I have been building Joplin on Fedora Linux for some time now – https://github.com/taw00/joplin-rpm – and it looks like Joplin is relying on Python 2.6.0 in some places. Fedora 31 is in beta (release in November I think? and will supply Python 3.8) and it will mark moving beyond mere deprecation to wholesale cleansing of Python 2.6.0. Or at least all the related packages: https://fedoraproject.org/wiki/Changes/F31_Mass_Python_2_Package_Removal
Now, I don’t know if I grasp the reported errors at this point, but it looks like however sqllite3 is being compiled/installed seems to be a problem? Because it is calling for python 2.6.0 stuff?
I will keep investigating, but I wanted Laurent and the other folks working on Joplin to be aware that Linux distros will be moving away from this older variety of Python very soon now and there will likely be implications.
Joplin uses something that uses python. And python is used for Joplin’s build scripts. And then there is NPM which is a morass of almost unfathomable dependencies. I haven’t dug too deeply into it yet.
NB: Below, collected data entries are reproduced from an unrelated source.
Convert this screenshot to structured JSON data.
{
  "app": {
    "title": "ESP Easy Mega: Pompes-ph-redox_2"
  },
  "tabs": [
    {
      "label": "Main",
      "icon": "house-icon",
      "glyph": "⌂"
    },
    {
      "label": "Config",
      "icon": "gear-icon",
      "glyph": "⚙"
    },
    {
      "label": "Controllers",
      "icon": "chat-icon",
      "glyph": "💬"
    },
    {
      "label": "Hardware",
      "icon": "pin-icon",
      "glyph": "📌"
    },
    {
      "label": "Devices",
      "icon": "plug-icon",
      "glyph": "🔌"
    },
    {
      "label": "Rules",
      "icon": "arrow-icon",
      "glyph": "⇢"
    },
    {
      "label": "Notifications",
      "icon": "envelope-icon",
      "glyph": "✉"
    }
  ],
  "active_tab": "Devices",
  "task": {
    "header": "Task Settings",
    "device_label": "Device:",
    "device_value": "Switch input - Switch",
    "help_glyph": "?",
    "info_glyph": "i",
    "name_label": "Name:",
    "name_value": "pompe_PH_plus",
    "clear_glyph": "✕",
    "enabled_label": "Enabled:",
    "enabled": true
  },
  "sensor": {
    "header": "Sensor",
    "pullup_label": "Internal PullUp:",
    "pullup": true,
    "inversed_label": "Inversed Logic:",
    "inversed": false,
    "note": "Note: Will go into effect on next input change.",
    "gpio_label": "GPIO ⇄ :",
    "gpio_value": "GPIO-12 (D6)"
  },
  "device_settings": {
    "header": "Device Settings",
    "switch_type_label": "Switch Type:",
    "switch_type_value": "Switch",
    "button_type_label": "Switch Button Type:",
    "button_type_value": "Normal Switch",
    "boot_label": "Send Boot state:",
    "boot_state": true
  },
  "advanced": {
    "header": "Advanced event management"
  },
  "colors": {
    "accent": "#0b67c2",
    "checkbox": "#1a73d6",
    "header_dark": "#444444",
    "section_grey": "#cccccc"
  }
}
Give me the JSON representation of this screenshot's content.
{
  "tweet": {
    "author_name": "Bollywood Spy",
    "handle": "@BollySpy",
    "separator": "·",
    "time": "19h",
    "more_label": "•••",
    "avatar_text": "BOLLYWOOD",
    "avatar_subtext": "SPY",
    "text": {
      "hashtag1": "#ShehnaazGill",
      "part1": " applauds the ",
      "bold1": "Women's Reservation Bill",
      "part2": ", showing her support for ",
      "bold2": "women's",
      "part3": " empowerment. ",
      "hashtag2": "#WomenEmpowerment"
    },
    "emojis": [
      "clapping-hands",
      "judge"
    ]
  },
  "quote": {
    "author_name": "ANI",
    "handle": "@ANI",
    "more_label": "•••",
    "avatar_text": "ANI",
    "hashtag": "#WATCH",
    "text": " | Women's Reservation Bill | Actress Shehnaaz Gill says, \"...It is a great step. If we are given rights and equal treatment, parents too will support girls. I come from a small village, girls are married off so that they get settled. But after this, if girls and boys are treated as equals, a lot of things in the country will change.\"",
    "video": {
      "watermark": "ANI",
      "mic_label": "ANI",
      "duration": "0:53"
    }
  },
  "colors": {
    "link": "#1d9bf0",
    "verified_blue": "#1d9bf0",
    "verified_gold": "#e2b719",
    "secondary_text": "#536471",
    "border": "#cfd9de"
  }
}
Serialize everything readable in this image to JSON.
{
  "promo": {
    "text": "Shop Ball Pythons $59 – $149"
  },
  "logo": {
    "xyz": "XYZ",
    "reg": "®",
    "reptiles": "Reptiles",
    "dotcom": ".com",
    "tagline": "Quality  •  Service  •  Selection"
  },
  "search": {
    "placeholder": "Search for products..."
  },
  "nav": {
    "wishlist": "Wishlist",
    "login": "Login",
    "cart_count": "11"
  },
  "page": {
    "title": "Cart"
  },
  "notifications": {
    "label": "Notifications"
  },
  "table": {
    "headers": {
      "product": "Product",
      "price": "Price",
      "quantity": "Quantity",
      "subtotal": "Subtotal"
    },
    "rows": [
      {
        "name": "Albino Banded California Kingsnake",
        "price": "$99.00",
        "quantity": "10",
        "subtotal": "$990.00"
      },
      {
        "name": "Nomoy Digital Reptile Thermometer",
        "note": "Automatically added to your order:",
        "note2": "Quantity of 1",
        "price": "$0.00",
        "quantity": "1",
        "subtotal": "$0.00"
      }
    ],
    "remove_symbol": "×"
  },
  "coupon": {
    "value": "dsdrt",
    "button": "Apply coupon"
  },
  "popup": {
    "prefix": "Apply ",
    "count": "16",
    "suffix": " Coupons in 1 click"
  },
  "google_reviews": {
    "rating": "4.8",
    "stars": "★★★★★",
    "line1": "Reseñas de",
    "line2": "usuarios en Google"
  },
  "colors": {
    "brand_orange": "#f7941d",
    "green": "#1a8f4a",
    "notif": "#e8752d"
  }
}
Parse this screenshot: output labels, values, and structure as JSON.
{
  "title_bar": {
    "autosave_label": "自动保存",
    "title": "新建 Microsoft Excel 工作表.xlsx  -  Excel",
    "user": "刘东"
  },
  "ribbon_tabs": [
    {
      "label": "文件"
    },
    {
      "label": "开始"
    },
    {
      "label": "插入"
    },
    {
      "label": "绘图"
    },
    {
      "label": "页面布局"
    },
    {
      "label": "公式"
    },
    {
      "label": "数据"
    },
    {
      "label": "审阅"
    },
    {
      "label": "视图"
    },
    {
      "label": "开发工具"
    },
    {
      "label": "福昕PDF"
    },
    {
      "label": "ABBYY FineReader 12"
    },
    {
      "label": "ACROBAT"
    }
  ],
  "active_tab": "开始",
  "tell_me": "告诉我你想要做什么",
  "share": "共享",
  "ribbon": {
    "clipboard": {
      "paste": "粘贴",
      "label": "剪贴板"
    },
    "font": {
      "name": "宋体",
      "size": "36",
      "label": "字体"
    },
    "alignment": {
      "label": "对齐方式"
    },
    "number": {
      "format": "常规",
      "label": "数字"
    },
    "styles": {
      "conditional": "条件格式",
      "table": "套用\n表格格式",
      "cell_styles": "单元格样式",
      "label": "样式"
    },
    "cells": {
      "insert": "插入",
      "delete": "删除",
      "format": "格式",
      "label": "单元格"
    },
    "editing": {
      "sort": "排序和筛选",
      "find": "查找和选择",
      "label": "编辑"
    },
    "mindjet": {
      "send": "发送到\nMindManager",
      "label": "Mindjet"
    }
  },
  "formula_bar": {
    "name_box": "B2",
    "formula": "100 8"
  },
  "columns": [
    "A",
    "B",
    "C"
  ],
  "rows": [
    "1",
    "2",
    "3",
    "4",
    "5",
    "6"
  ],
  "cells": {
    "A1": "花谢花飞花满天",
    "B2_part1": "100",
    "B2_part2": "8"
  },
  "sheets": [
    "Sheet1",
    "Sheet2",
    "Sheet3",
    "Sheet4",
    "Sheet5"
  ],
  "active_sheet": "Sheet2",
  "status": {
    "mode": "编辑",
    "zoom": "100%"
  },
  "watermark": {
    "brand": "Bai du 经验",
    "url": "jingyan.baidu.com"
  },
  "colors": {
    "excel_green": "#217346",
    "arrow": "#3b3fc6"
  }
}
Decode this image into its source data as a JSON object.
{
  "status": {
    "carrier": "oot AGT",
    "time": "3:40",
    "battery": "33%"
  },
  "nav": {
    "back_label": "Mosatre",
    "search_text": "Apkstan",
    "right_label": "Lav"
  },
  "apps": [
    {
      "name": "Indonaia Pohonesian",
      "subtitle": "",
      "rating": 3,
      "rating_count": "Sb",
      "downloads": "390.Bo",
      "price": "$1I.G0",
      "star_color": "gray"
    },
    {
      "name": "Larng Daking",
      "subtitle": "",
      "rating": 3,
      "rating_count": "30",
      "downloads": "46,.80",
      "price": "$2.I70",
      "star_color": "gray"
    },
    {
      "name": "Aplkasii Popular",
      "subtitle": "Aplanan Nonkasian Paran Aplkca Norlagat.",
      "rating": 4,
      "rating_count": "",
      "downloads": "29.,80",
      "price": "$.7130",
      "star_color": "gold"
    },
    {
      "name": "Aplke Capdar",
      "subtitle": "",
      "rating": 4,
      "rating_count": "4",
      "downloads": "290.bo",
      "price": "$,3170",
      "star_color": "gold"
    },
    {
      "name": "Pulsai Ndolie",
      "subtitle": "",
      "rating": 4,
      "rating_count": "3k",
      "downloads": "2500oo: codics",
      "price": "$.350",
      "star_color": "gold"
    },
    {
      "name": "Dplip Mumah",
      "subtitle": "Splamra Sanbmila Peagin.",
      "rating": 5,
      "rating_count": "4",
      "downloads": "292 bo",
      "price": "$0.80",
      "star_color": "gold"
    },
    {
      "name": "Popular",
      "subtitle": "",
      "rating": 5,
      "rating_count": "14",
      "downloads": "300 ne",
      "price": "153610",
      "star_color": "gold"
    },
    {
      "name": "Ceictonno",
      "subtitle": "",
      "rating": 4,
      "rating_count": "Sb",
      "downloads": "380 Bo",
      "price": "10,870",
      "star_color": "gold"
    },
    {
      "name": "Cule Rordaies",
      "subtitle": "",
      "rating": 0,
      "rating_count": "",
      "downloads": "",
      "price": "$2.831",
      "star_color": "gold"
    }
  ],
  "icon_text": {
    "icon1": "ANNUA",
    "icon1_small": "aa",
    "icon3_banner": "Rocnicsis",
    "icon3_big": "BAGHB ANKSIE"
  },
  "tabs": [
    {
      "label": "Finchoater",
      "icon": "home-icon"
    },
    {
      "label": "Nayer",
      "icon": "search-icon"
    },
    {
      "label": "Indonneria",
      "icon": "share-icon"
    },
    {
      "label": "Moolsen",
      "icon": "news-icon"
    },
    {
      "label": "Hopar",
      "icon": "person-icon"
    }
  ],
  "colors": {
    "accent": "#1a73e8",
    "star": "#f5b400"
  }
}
Regardless, this is a word of warning about the impending complications that may be forthcoming for many many projects out there.
Joplin doesn’t directly use Python. Maybe some libs are built using Python but in that case they are the ones who will fix this kind of issue. On our side there’s no much we can do.
Based on the log it’s sqlite3 which uses Python but this is a widely used package, so for sure they’ll update it if Python 2 becomes discontinued.
Yes. I finally got it to build for Fedora 31. Here were the issues:
Python2 is still required by some of the cascading build scripts (not a Joplin issue, … well, until it is)
sqlite3 is built and the OS’es deployment is ignored. I am not sure why it behaves this way, but it does.
the sqlite3 version indicated in the two package.json files didn’t allow newer linuxes, like Fedora 31, to complete a compile.
What I did to get it to build on Fedora 31:
Forced a python2 install and ensured it was available in the path
Bumped the acceptable version of sqlite3 in the two package.json files (risky, but so far, so good) to match what the OS expects.
Note: I am not a javascript expert, trying to parse the tracebacks and find a root cause has been … challenging.
If you are a Fedora 31 user, please help me test the Joplin RPM builds. I am very confident they are fine, but I don’t currently have a desktop version of Fedora 31 available. Again, you can enable the Joplin repo via the instructions found here: https://github.com/taw00/joplin-rpm
Seems to be working just fine right now. I haven’t found any issues on F31. Yay! Is it only the build that has the dependency on Python2, rather than the RPM?
If you are after any logs or other info, please let me know and I will do my best to assist. I am all in with Joplin now!
Executing(%build): /bin/sh -e /var/tmp/rpm-tmp.263N5O
+ umask 022
+ cd /builddir/build/BUILD
+ cd joplin-1.0
+ cd joplin-1.0.174
+ cd Tools
+ npm install
npm ERR! cb() never called!
npm ERR! This is an error with npm itself. Please report this error at:
npm ERR! <https://npm.community>
I build rpms the official way using the mock building system. This implies that every build takes place in a freshly installed, clean environment, using only the packages specified in the spec file. For all packages the most recent officially released versions are used. That’s npm 6.9.0 and nodejs 10.16.3.
I just duplicated your error.
You have to give build access to the internet. With these insane Javascript based builds there is no real way around it and hence, Red Hat for example, will probably never let these kinds of applications ship with the product (in particular electron based applications, but I digress). A truly proper build should never need access to the internet to complete. A source package should be self-contained. With NPM… this makes for super ugly source RPMs.
You have to edit your ~/.config/mock.cfg file and set this variable to True:
config_opts['rpmbuild_networking'] = True
Then it should build for you just fine.
-todd
Side note: I need to clean up that contrib tarball. The only thing it uses is the joplin.appdata.xml file. I really should contribute that to the joplin project directly, to be frank. Haven’t gotten around to it.